The reasons the health services failed this time to put a quick stop to the epidemic go well beyond the problems with water supply and sewerage. Funds have been insufficient, coordination between regions has been lacking, and there is not enough official support. The unified Soviet health service, once the country's pride, no longer exists. There are not even normal exchanges of information. Every region tries to solve problems independently.

Organising quarantine in most of the areas of Daghestan affected by the epidemic has proven difficult or impossible, since for many weeks the republic's leadership resisted the process. The administrations in nearby Krasnodar, Astrakhan and Saratov demanded that immediate measures be taken. But the authorities in Daghestan described quarantine restrictions as "a violation of human rights", and stressed the financial harm which the republic could suffer as a result of such measures.

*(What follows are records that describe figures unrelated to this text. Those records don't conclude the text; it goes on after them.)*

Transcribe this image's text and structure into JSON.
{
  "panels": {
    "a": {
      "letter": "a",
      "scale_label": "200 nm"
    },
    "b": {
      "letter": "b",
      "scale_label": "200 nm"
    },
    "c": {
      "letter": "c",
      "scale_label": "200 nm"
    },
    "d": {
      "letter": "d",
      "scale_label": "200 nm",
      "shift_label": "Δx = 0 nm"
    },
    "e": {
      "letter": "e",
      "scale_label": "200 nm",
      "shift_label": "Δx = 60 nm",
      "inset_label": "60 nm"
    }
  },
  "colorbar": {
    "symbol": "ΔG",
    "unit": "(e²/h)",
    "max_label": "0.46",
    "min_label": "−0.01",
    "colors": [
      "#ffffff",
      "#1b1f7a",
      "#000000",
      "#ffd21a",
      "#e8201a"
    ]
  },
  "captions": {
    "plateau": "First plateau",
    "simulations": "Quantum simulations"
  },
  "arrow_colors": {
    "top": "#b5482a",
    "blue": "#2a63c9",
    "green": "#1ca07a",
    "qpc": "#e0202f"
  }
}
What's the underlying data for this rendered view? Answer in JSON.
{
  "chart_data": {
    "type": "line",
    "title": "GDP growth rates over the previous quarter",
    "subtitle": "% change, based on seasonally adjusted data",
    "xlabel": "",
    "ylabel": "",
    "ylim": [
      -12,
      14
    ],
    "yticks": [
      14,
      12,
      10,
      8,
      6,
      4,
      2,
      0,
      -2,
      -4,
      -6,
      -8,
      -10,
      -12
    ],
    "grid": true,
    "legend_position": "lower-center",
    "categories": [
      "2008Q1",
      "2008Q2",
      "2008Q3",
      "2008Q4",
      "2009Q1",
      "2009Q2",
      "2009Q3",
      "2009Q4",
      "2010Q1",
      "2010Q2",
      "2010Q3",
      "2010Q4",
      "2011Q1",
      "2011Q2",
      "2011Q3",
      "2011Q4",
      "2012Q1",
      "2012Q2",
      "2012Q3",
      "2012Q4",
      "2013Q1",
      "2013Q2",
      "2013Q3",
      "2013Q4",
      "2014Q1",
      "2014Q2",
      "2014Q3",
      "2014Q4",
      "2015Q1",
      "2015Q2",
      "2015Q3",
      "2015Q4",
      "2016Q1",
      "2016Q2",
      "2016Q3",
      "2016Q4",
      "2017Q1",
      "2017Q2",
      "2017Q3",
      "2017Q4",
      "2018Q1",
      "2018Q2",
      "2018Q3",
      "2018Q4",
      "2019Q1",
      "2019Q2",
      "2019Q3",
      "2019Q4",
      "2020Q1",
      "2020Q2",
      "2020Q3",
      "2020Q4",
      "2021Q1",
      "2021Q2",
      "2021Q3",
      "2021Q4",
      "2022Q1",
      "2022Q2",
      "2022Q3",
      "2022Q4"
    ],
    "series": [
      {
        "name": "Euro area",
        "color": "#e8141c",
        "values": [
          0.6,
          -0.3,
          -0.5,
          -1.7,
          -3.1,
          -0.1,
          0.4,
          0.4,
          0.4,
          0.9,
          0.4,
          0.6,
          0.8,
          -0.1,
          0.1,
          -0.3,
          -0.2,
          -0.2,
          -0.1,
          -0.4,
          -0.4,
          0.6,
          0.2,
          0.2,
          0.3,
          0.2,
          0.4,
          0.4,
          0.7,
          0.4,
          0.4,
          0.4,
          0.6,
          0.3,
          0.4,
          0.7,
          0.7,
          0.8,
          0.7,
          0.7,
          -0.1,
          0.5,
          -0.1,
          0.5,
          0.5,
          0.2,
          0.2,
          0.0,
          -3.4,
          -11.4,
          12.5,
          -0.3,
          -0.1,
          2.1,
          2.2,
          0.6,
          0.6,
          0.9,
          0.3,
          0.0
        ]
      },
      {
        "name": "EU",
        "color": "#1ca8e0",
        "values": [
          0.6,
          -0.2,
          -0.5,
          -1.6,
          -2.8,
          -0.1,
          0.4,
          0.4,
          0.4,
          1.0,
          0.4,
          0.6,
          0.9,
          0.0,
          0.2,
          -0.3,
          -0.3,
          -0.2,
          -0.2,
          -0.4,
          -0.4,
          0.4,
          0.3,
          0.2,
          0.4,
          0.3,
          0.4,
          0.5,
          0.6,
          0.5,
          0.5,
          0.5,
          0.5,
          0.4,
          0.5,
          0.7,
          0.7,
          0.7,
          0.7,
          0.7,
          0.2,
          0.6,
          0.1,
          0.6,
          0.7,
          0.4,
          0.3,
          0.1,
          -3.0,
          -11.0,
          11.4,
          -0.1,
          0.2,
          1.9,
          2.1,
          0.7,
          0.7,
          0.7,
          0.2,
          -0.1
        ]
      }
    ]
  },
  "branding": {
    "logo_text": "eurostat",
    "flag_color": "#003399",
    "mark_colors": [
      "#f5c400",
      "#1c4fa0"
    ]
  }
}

The local leadership has done its utmost to avoid even mentioning the word "epidemic". The Russian Ministry of Health at one point adopted a special resolution "On Urgent Measures to Combat Cholera", but the newspapers quoted experts who stated gloomily that this was "already useless". Journalists joked that since the cholera bacteria could not read, they would never get to find out about the resolution's "urgent measures".

The authorities in Daghestan only got around to setting up a crisis committee 55 days after the first case of the disease was recorded. Army doctors who came to wage war on the epidemic complained that medicines were being shamelessly plundered. Even chlorine, essential for purifying water, was being stolen. The medics told journalists that in settlements they had visited, people had never seen clean water in their lives.

Armed conflict

In some ways, the situation is most dangerous in "independent" Chechnya, where the local authorities refuse even to admit Russian medical personnel. Moscow has been receiving information about the development of the epidemic in the republic via the Foreign Ministry. An armed conflict is continuing in Chechnya, and numerous armed groups are trying to place a blockade on the capital, Grozny.

Health officials in Daghestan have concluded that the current outbreak probably began when returning Muslim pilgrims brought the bacterium with them from Asia — something that has happened repeatedly over the centuries. The risk of infection in Saudi Arabia itself is not especially great, but there has always been a high risk of becoming infected en route.

Pilgrims from the former Soviet republics used to travel to Mecca by air. A doctor was attached to each group, and when people returned they were checked. This practice has now ceased. Pilgrims make their way to Mecca however they can, preferring cheaper modes of transport such as buses or trains, and even hitch-hiking.

The state-dominated news media have assured the population that by October, as cooler weather sets in, the epidemic in the north Caucasus will stop of its own accord. This is a safe enough prediction, since the cholera bacterium cannot survive Russian winters. But unless the underlying situation changes by spring, cholera will be back.

Meanwhile, cholera is not the only disease ravaging the country. In the past three years the incidence of diphtheria in Russia has risen by 20 times, with more than 15,000 cases recorded in 1993. This summer 65 people, mostly children, were stricken with dysentery in Kursk province, south of Moscow. Other infectious diseases making a comeback include typhoid fever and anthrax.